Oil slips under $49 on inventory rise
The EIA (U.S. Energy Information Administration) released its Drilling Productivity Report on October 13, 2015.
US crude lost 42 cents or 0.90 percent at $46.22 a barrel as of 0008 GMT, after it settled down 2 cents at $46.64 on the previous session. A key reason for the 50-per cent slump in oil prices between June a year ago and the start of 2015 was owing to the sizeable extraction of crude oil from North American shale rock.
Brent’s November contract, which expires at Thursday’s settlement to be replaced as front-month by the December contract, fell by 60 cents to $48.55.
Cheaper barrels are a significant lure to companies as they eliminate jobs and defer expensive projects following a 40 percent plunge in oil prices in the past year.
Oil fell under $49 per barrel on Thursday, as selling continued after expectation USA government data will show a rise in inventories.
The stocks data “is pushing oil prices down, and the overall picture looks pretty bearish (for crude futures) as no producing countries seem ready to cut production”, said Robert Montefusco, a broker at Sucden Financial.
“This kind of illustrates there’s still a lot of oil out there”, said Peter Donovan, broker for Liquidity Energy in New York.
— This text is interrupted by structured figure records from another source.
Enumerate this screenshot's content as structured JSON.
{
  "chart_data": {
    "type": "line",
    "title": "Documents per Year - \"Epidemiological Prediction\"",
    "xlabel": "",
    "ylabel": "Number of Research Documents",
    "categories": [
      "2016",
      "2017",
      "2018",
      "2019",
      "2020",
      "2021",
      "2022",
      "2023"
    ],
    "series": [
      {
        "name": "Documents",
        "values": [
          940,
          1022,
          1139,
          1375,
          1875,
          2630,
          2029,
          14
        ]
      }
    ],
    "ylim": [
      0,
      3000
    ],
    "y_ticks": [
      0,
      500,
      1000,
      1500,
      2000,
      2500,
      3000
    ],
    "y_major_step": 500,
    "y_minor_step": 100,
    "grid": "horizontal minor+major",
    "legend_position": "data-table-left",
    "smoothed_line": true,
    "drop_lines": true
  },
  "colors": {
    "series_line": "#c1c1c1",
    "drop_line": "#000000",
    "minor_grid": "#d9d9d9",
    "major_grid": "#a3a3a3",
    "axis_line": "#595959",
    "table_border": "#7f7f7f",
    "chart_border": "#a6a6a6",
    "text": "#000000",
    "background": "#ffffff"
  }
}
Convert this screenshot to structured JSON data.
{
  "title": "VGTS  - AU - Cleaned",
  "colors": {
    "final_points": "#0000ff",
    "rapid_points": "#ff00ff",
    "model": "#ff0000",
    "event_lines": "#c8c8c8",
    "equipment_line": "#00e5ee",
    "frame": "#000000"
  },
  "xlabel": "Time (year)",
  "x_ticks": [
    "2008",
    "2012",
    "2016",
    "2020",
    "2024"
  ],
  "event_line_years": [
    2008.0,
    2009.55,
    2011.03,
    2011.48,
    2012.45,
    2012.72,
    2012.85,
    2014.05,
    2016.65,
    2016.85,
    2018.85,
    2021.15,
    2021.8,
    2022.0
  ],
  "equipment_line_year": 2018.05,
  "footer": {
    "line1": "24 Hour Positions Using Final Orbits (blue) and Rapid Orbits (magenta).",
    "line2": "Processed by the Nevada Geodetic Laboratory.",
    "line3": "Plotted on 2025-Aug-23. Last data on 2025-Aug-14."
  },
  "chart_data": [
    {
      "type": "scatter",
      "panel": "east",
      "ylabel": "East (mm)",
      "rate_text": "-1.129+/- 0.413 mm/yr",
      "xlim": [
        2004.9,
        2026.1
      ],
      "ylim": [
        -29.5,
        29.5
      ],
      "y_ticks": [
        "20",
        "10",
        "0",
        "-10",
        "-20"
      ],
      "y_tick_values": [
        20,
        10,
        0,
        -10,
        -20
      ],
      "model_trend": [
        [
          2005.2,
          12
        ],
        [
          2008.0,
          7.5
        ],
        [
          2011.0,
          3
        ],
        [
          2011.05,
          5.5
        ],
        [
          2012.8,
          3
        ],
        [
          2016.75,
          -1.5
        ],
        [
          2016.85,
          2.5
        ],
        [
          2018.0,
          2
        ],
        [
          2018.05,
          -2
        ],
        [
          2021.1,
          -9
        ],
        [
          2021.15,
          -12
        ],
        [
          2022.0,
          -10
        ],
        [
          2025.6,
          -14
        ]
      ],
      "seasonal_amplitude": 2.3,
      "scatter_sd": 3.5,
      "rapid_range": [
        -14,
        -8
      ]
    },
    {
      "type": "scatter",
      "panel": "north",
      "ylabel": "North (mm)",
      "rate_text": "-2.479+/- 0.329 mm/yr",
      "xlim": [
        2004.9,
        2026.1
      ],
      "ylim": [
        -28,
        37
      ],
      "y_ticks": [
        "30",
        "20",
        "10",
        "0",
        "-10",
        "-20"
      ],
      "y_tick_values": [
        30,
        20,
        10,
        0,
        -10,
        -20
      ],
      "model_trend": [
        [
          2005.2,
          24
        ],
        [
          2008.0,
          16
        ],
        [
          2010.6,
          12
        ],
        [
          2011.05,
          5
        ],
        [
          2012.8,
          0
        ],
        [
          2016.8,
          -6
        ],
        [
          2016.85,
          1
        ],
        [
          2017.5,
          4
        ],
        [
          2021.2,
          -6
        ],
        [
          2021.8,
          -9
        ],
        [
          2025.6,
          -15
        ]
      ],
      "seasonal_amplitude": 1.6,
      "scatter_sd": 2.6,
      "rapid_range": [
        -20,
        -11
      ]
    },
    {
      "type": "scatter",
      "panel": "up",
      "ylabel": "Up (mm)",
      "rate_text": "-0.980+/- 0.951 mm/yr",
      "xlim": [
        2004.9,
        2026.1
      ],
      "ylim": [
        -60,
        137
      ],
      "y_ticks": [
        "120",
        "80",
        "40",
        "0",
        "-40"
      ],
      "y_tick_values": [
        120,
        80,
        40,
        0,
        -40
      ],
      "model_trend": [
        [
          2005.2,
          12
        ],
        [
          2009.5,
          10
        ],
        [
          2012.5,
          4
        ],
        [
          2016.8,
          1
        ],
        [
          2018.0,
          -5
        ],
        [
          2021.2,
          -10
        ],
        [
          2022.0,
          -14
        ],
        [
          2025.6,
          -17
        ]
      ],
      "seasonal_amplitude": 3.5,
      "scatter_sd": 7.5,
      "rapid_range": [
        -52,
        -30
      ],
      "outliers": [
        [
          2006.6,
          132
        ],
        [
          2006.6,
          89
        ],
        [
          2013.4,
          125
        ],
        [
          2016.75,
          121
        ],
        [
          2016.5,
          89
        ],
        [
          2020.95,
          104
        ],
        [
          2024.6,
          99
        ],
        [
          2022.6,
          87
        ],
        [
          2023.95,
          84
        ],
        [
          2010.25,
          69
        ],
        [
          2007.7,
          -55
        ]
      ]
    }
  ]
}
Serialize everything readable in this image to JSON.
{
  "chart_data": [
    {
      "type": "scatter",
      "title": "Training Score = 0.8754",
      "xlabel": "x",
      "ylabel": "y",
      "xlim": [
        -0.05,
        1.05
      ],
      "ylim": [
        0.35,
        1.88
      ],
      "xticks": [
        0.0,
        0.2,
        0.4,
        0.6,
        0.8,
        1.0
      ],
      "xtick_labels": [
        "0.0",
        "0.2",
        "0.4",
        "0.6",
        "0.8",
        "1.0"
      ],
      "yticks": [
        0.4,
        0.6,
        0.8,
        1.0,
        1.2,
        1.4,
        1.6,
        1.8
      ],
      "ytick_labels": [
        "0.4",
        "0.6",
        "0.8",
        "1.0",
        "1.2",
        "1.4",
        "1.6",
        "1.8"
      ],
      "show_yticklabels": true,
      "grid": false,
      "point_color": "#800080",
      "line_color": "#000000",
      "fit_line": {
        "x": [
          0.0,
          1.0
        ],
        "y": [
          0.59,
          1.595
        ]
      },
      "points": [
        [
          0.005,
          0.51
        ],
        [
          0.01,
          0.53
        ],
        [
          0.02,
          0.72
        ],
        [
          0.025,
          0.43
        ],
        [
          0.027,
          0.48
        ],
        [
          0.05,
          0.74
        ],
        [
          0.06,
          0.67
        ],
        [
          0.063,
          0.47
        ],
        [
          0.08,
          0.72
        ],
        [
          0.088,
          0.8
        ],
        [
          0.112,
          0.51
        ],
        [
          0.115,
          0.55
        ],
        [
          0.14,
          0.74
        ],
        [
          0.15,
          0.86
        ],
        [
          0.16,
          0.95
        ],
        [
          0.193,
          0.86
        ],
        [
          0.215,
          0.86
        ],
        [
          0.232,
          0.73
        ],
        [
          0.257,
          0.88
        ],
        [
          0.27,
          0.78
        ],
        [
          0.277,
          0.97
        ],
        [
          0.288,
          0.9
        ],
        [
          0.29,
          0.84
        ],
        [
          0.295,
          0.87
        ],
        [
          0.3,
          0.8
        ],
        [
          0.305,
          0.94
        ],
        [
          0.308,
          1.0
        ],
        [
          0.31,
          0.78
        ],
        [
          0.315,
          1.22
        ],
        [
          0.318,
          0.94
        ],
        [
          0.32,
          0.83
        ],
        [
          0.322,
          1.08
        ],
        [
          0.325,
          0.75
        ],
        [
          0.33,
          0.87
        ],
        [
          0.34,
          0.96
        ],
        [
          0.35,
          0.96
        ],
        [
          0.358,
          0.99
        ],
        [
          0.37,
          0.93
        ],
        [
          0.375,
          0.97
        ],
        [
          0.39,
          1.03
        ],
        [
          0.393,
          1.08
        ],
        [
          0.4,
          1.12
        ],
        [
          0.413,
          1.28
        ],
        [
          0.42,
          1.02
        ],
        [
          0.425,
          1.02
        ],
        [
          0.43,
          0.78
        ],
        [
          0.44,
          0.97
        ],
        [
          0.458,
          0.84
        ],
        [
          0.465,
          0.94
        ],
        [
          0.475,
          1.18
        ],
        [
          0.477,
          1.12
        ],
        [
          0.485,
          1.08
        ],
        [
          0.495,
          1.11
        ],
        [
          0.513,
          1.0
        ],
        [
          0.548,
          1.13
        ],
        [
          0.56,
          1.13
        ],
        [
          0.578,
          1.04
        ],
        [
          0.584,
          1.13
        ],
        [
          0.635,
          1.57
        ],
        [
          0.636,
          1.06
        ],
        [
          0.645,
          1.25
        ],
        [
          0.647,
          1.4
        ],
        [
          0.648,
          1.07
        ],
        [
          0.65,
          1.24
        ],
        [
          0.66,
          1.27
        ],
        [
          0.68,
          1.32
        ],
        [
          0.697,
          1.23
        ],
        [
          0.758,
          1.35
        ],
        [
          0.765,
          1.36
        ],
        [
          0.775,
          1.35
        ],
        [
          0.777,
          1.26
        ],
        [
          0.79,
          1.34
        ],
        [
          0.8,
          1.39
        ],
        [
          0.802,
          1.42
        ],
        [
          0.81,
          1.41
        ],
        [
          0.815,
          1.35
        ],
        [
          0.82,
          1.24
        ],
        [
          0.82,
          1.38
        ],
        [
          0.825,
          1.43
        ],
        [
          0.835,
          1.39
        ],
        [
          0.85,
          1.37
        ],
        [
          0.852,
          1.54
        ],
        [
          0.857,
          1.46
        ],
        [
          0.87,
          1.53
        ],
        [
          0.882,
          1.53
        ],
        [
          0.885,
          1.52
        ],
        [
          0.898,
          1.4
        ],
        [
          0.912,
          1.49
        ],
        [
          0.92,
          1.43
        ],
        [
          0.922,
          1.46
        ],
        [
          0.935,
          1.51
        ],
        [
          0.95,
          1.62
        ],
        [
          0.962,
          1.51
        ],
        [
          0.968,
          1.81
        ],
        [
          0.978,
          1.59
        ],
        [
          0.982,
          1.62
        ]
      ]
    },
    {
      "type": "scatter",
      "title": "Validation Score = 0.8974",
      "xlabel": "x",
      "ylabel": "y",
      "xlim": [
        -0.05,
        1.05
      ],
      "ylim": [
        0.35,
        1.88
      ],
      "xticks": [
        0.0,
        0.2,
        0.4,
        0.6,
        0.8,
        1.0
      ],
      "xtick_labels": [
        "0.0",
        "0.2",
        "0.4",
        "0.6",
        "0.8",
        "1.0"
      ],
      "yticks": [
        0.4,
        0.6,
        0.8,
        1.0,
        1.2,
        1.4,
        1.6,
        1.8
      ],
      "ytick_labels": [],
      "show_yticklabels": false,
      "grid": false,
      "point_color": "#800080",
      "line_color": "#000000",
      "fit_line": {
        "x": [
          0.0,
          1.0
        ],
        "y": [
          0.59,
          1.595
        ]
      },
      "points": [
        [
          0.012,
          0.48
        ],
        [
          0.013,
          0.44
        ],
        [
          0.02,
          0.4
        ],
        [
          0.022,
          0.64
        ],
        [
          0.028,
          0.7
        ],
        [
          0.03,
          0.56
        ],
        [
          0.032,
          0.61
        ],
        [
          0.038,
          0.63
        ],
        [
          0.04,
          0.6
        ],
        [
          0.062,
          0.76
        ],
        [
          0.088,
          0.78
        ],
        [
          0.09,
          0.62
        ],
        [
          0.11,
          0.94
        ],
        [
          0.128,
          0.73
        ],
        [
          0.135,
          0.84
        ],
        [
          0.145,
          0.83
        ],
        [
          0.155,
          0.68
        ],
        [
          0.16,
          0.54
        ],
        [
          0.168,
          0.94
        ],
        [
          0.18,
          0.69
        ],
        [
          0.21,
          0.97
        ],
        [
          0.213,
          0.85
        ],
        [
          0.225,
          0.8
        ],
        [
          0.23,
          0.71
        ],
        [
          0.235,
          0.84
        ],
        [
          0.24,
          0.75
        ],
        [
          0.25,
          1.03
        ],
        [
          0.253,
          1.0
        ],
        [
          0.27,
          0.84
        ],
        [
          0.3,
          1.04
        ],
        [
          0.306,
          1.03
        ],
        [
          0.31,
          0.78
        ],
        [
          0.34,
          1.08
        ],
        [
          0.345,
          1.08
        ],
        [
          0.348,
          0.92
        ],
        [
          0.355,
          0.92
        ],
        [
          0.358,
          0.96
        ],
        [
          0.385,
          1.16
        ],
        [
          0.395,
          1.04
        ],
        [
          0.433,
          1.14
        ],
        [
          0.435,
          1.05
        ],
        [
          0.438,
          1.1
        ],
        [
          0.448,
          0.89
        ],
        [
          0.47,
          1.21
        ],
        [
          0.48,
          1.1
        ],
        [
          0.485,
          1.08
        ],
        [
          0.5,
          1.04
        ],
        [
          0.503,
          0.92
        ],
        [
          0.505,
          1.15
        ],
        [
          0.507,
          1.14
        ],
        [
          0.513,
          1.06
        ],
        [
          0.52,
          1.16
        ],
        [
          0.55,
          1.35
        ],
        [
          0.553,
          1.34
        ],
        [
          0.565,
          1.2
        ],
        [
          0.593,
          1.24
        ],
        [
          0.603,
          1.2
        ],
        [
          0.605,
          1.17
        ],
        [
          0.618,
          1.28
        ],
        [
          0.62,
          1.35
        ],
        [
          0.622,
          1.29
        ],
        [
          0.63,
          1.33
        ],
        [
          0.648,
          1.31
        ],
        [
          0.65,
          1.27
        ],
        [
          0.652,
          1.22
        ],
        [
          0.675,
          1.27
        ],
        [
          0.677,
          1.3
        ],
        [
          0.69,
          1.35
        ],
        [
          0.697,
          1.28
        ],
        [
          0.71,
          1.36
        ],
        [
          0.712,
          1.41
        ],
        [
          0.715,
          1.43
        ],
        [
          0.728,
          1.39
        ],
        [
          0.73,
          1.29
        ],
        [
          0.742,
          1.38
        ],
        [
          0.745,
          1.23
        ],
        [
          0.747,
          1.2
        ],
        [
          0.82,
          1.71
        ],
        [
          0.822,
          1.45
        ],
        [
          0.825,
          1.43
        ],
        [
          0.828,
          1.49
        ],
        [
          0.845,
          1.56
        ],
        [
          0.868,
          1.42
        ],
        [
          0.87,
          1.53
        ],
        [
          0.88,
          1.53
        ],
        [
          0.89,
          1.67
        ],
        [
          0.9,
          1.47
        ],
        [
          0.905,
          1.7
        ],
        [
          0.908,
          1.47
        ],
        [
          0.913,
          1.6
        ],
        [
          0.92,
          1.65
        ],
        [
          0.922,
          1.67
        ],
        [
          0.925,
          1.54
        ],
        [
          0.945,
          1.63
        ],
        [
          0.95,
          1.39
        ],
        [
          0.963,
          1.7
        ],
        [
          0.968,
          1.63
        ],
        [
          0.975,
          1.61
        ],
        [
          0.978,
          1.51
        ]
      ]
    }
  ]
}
“After all, there are increasing signs that non-OPEC supply is already decreasing noticeably as a effect of the low prices”. But strong output data, including from OPEC itself, and expectations of Iranian oil returning to the world market, coupled with tepid demand from China, has rattled market confidence. “Our operations are therefore profitable even during a time of a sustained fall in the oil price”, Andrew Benbow, a spokesman for London-based Genel, said by e-mail. “Everything will come back to the fundamentals sometime”.
The crude build comes amid lower processing of oil in the U.S. as refiners shut for maintenance after the peak summer driving season. Output reductions are “purely a short-term measure, and in the future it will result in a greater misbalance of the oil market”, Energy Minister Alexander Novak said in an interview with CNBC. The EIA said that refineries processed 15.3 million barrels per day last week and ran at 86 percent of their total capacity.
Gasoline stockpiles fell by 2.6m barrels, as less of the motor fuel was turned out last week.
Despite those drawdowns, both markets followed crude’s path lower. Diesel futures fell 1.9% to $1.4557 a gallon.